Quoi qu’il en soit, si le passage à l'heure d'hiver est peut-être une bonne chose sur le plan énergétique, il l'est par contre moins d'un point de vue physiologique et médical. On dit que ce changement d’heure, provoque des troubles et des effets nocifs sur la santé, des personnes âgées et des enfants. On dit aussi que ce changement d’heure, occasionnerait des perturbations et des changements de comportement, chez les animaux, notamment sur les vaches à cause de la traite.

Moi, Carmen, je propose une heure qu’on ne changera jamais : l’Heure Printemps-Automne.
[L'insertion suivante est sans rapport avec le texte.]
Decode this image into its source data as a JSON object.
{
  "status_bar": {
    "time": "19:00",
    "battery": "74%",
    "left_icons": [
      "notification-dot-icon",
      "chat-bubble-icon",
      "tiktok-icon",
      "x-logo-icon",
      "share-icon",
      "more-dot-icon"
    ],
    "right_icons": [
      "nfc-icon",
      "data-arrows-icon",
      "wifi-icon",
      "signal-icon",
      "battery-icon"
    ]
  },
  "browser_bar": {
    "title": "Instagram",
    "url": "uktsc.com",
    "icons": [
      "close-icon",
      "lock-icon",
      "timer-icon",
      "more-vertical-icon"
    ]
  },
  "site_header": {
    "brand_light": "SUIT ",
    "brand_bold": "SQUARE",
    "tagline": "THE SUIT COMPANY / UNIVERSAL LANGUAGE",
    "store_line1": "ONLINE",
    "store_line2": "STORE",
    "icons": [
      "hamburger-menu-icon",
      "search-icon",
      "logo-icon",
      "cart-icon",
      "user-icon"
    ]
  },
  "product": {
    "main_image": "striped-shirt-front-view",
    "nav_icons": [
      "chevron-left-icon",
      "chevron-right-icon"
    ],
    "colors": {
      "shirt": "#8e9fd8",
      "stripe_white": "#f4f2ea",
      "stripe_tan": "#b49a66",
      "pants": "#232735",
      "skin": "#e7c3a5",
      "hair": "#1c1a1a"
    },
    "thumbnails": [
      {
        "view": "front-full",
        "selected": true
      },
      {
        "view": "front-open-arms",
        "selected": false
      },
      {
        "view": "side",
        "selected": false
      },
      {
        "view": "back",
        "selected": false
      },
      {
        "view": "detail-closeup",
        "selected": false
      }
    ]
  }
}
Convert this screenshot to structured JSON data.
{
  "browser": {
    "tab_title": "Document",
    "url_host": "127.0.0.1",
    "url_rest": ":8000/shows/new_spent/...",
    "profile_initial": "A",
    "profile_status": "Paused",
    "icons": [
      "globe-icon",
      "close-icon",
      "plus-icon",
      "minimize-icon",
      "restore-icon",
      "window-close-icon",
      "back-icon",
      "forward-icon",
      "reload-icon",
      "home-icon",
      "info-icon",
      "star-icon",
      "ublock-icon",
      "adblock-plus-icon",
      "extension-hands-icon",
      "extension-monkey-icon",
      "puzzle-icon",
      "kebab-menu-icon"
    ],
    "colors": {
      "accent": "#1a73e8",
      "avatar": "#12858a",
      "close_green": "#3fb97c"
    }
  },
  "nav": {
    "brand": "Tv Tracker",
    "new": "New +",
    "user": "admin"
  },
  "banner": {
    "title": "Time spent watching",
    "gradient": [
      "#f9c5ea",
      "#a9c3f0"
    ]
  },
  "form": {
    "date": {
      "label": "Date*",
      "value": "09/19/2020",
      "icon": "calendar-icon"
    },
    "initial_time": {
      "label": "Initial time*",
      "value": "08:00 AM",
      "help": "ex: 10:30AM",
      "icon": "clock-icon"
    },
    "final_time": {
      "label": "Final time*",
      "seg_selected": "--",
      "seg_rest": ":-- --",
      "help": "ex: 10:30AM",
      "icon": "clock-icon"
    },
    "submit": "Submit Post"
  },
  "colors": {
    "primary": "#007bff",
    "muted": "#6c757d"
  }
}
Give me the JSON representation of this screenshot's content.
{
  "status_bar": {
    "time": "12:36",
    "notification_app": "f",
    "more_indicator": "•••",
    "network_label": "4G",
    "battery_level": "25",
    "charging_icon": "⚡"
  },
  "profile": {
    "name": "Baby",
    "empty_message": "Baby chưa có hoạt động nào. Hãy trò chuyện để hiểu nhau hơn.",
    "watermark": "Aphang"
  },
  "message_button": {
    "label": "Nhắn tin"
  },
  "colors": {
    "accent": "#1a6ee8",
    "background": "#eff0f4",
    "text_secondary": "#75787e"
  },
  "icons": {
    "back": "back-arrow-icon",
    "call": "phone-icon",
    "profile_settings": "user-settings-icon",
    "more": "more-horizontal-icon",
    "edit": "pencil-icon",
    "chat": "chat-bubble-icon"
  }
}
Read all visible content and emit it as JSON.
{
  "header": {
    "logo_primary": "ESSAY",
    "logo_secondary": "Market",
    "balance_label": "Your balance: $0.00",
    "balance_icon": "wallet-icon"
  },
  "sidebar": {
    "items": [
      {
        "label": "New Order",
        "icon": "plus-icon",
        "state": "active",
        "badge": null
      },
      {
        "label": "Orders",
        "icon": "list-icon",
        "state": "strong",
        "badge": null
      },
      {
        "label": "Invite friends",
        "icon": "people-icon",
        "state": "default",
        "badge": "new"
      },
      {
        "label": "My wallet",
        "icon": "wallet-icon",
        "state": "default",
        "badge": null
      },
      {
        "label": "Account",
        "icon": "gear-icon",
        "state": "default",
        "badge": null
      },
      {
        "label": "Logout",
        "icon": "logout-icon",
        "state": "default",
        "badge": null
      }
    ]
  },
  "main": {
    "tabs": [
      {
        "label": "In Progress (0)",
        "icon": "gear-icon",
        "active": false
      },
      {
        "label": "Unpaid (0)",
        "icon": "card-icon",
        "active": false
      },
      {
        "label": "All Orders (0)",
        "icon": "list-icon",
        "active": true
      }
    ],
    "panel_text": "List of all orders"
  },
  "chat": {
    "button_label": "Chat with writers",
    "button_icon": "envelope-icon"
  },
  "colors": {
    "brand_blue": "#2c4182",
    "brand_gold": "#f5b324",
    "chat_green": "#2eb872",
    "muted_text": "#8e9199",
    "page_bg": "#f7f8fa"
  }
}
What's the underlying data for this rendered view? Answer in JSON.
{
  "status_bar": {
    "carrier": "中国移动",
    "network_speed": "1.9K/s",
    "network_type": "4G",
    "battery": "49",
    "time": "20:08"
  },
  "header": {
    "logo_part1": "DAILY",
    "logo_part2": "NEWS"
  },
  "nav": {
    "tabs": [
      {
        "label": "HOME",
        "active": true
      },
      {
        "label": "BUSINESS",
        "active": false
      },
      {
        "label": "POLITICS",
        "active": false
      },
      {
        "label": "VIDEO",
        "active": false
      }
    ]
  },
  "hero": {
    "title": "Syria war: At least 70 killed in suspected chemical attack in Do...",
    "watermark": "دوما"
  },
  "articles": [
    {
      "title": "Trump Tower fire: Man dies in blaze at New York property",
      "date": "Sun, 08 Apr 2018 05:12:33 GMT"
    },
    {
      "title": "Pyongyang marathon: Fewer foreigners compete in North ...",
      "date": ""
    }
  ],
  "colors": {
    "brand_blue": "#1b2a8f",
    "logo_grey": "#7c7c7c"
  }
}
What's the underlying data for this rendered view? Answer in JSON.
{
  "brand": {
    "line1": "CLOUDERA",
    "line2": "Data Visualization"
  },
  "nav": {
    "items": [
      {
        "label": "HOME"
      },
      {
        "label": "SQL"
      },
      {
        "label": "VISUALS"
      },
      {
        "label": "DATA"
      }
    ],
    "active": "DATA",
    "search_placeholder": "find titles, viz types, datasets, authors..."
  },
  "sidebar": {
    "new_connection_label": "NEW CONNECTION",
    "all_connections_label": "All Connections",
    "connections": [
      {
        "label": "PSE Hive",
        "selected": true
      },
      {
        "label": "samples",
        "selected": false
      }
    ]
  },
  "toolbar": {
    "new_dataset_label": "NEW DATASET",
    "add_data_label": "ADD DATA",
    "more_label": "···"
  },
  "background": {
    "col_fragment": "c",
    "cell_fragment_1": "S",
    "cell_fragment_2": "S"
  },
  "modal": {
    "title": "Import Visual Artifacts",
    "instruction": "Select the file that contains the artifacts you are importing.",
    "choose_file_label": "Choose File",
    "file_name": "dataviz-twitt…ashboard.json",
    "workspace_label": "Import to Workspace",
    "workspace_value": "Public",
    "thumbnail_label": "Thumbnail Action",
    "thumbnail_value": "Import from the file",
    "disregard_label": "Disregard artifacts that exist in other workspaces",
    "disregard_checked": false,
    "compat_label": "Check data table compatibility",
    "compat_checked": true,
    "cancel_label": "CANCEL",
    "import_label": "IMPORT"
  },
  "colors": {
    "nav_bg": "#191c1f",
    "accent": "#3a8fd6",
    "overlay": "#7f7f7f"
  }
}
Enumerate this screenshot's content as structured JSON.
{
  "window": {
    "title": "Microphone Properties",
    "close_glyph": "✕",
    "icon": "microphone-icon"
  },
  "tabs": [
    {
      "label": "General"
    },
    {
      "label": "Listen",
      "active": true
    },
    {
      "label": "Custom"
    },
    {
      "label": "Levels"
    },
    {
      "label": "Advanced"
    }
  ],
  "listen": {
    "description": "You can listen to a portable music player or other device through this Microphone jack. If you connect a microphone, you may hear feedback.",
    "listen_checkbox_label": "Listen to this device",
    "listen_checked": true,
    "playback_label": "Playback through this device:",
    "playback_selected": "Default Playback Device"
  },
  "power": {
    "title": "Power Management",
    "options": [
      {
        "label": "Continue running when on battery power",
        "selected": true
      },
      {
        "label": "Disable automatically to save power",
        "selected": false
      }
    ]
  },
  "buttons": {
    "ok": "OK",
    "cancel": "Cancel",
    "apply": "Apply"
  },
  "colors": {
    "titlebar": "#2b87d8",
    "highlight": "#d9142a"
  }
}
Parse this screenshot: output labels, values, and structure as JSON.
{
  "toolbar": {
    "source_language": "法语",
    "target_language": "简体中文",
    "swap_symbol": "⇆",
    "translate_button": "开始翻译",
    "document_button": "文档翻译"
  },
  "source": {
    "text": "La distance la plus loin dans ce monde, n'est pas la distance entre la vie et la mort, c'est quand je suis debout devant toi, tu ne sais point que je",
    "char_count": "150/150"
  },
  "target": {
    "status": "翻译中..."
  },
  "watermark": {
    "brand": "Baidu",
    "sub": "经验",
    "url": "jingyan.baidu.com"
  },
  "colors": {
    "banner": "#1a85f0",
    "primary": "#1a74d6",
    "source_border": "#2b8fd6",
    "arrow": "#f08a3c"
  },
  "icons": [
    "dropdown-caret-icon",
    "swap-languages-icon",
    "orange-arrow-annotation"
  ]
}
Puisque en hiver on recule d’une heure, je propose de reculer seulement d’une demie heure, et si on ne la change pas, cela donnerait en été une avance d'une demi-heure. Ainsi, l’effet hiver/été s’annule mais on est gagnants au printemps et en automne et, surtout, on n’a plus les nuisances, troubles et autres effets nocifs.Et surtout, on n'a plus à se fâcher avec son mari pour imposer une opinion qui dit la même chose : on avance l'heure ou on recule nos habitudes ?

A méditer…

mardi 25 octobre 2011

HELAS, LE TEMPS PASSE HALETANT, SI TANT QUE TOUT PASSE

Le temps vieillit ; il se ramollit !
Puisque c'est la semaine, je voudrai vous faire partager une information que j'ai entendu la semaine dernière et qui n'aura plus de valeur la semaine prochaine.
Éventuellement, elle reprendra de la valeur dans 4 à 5 mois et en perdra aussitôt la date limite de temps dépassée.
Je parle de... de... du changement d'heure bien sûr !

Tous les ans on se prend le choux et on discute, voire dispute, pour savoir ou affirmer si on avance ou si on recule l'heure.
L'affaire se fera à la fin de ce mois-ci, le 29 au 30 octobre. On sait qu'il fera nuit plus tôt, qu'on se lèvera plus tard, on doute si on se couchera plus tôt ou plus tard et on hésite pour savoir si on avance ou si on recule l'heure.

Donc, je vais vous livrer cette astuce dont j'ai parlé en début de texte :

- octobRE finit en RE donc on REcule l'heure
- AVril commence avec AV donc on AVance l'heure

c'est simple non ? Juste qu'il fallait y penser et l'écrire pour s'en rappeler.

Merci à la personne qui l'a trouvé. On n'a plus besoin de se disputer pour imposer son opinion. Enfin, on pourra dormir une heure de plus sans avoir à rouspéter. Mis à part Henry qui aime se lever tôt.